The damp kindling wood of global economic recovery is poised to catch fire.

For the first time in half a decade of stagnation, government policy has turned expansionary in the US, China and the eurozone at the same time. Fiscal austerity is largely over. The combined money supply is surging.

He acknowledges that he is out of line with most forecasters (me included) in saying so.

His belief that an increase in money supply, mainly in China, heralds recovery seems misplaced to me in an era of QE.

And I do not see a combined round of real investment sweeping China, the US and EU (the UK excepted). But again, I may be wrong.

What I am quite sure of is the UK could not share in such a recovery in any meaningful way. We have a government committed to shrinking GDP over the next four years.
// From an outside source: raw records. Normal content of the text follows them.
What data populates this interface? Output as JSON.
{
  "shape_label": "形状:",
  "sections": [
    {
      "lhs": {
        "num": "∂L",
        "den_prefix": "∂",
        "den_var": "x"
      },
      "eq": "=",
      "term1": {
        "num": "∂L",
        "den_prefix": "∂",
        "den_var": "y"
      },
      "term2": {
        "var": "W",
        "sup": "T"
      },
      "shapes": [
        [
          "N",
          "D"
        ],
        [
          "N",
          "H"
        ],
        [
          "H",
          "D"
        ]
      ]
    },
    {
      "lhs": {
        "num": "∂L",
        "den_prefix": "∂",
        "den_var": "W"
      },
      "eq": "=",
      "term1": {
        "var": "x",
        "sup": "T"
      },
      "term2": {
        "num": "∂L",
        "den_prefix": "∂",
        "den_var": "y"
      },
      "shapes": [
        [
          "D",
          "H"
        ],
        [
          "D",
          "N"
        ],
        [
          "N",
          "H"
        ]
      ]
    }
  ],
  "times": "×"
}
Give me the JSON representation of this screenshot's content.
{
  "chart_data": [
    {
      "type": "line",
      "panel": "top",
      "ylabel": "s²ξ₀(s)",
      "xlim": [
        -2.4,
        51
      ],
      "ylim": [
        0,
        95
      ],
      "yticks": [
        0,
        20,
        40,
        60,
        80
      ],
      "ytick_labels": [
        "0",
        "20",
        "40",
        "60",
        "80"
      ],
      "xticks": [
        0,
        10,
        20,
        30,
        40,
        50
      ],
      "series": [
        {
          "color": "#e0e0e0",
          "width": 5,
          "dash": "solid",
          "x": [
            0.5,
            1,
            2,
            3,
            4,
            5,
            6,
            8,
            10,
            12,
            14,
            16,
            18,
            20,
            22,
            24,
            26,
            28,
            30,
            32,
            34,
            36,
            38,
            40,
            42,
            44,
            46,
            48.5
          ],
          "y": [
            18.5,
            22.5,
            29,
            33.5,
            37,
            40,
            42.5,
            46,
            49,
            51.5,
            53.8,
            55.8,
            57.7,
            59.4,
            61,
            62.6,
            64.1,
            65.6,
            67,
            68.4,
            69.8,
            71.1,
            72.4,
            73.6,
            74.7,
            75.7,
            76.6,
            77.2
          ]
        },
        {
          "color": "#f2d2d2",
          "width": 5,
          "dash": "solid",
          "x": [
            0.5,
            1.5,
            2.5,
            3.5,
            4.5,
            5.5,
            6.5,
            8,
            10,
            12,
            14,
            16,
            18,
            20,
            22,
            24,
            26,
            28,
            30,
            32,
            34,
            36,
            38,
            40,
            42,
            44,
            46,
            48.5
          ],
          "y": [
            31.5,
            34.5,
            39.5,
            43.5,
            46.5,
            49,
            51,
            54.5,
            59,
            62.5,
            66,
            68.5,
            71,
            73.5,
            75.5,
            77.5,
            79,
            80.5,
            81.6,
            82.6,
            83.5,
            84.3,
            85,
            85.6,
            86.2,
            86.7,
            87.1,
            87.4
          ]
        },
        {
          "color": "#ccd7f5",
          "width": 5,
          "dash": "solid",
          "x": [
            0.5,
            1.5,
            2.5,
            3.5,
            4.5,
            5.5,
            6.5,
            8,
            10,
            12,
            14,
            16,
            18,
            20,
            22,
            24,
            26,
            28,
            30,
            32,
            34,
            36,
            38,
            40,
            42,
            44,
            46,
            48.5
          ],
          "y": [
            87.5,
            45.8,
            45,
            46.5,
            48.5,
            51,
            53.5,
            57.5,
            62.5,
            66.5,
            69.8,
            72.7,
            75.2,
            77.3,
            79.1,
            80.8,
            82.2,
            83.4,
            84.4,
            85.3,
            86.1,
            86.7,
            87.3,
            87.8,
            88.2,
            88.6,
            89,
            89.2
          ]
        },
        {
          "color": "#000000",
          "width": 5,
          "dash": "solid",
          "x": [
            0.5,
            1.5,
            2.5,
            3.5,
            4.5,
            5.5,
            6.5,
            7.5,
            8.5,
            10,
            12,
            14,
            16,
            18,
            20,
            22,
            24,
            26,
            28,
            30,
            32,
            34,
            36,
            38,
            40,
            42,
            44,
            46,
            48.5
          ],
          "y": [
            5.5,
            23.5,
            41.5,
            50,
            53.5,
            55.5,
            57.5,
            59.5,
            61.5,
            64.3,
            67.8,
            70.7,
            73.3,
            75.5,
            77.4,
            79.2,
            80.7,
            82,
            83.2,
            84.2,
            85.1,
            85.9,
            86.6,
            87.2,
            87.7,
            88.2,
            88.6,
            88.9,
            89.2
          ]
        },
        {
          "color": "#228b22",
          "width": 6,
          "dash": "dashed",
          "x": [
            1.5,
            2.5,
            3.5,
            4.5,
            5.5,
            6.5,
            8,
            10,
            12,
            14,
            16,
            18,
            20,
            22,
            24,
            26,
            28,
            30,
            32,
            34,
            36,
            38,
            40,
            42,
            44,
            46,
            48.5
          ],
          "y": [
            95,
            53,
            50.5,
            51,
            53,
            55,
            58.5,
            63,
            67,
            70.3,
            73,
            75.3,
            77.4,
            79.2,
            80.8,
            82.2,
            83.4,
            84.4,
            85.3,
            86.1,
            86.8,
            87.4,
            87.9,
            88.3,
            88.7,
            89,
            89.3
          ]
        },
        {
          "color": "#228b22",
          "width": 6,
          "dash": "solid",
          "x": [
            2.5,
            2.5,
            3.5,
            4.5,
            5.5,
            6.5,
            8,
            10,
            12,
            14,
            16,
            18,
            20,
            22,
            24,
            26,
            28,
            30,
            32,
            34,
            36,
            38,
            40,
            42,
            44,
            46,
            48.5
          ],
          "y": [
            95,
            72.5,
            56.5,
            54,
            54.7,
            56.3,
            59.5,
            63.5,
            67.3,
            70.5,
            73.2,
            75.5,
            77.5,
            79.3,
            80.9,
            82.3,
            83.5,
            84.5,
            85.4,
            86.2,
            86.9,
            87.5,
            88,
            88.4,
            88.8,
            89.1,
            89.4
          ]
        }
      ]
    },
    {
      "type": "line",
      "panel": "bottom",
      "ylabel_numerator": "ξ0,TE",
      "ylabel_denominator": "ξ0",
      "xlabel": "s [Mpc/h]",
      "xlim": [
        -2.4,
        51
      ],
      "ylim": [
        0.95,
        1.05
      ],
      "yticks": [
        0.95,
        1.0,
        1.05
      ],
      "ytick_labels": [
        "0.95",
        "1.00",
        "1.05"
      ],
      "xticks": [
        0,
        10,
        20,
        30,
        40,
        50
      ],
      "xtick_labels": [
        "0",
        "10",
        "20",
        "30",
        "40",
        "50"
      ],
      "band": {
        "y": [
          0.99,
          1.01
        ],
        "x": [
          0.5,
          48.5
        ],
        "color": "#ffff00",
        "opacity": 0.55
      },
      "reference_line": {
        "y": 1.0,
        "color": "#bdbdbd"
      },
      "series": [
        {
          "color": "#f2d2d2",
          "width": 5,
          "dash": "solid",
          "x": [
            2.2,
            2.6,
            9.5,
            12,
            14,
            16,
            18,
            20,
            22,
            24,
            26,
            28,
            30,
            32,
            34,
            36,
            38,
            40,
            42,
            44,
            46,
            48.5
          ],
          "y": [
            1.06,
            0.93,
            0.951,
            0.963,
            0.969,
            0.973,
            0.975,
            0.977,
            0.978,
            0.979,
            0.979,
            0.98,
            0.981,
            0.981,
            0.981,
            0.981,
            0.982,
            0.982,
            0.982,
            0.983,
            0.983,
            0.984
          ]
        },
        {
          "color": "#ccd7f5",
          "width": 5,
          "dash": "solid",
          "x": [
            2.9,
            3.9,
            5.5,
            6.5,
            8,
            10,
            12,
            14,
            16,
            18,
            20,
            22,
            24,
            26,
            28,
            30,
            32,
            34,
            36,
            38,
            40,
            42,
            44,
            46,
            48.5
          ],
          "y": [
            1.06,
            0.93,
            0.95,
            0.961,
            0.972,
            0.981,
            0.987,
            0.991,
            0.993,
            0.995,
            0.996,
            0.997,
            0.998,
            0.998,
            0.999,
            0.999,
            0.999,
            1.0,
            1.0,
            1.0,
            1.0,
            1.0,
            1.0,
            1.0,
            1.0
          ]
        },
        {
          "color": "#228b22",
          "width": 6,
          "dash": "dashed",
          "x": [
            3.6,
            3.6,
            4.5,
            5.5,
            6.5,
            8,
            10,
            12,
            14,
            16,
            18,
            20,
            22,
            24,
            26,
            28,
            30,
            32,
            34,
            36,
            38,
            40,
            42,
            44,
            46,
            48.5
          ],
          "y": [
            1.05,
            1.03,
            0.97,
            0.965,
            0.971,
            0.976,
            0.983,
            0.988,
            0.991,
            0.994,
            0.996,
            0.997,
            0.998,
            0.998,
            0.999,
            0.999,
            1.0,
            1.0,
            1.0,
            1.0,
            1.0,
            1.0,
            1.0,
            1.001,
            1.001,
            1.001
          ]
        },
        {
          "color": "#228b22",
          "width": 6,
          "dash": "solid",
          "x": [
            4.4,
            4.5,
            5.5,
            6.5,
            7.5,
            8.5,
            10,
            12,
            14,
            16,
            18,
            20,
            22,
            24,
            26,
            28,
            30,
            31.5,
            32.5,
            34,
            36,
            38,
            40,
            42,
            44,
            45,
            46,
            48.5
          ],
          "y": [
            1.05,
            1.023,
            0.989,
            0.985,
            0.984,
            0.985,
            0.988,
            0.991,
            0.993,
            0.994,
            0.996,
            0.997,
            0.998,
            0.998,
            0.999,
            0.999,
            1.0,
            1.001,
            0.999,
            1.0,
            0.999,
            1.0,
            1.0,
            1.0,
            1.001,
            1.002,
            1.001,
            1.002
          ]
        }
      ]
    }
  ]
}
That's what cutting government spending from 40% to 36% of GDP means: the cut is not only itself a direct contributor to reduced GDP but the reduced activity does in turn have a multiplier effect that means that the private sector also reduces its activity as people have less money to spend.

The OBR assume such spillover effects are small - which is the inverse way of their saying they think the benefit of government spending is very limited, but it's almost impossible to see how they come to their conclusions. And in that case whatever happens in the rest of the world we're set on a downward strategy by choice, thanks to the Chancellor and his dogmatic belief that we must shrink the state even if it spites us to do so.